Many functions in the library do not map to single instruction. This makes hard to evaluate the performance impact of the functions. To combat this issue, instruction counts are provided. An instruction count is simply the number of instructions that are used to implement specific function at the specific vector width. The instructions are counted as follows:

Any register-register moves and copies that do not cross the processor execution domains are ignored.
General purpose domain instructions are ignored except when they move data to or from memory or one of the SIMD domains.
If the implementation of a function is dependent on template arguments (for example, element selector), then the instruction count is defined as a range with both lower and upper bounds.
If the function loads or computes static data, then the instruction count is defined as a range. The lower count calculated as if the loads from memory or computation didn't happen (for example, if the function was used in a small loop and there were enough registers to cache the data). The upper count is calculated as if the data needed to be recomputed each time.

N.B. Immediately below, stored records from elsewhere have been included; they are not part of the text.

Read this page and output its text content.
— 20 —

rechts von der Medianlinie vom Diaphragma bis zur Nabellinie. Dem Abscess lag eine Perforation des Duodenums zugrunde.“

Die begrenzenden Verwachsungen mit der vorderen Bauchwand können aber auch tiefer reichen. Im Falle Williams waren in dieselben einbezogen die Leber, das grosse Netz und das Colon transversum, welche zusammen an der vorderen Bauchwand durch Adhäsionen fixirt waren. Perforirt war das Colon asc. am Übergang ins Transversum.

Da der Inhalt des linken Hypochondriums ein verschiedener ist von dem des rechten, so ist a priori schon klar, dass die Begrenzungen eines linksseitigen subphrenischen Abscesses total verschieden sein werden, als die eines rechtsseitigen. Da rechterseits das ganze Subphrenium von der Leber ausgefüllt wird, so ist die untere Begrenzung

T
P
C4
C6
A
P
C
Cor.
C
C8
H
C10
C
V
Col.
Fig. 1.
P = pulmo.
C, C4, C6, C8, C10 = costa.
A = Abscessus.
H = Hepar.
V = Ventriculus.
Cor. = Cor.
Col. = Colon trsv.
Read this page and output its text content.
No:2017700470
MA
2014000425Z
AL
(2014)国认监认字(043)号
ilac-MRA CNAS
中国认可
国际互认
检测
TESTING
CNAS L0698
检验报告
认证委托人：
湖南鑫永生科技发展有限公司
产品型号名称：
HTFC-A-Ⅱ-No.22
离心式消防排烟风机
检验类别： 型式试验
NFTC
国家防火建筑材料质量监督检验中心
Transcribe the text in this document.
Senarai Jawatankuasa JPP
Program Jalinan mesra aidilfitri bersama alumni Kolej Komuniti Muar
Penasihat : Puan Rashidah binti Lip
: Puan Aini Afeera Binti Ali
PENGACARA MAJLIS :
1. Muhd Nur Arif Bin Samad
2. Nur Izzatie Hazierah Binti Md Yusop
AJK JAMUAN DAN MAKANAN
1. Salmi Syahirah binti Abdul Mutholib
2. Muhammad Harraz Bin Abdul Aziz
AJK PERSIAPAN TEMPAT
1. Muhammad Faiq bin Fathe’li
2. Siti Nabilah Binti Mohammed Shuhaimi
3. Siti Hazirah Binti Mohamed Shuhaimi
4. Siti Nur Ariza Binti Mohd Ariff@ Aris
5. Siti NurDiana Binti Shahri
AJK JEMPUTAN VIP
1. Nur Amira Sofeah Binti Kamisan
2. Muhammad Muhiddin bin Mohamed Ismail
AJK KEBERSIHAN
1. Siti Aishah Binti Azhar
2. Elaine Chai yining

If instruction count is not listed for specific architecture, then the function directly maps to one instruction. This rule does not apply to the following architectures:

X86_FMA3, X86_FMA4 and X86_XOP.

For these, if instruction count is not listed, the instruction counts should be interpreted as if the architecture is not supported.

Note, that instruction count is very, very imprecise way to measure performance. It is provided just as a quick way to estimate how well specific functionality maps to target architecture.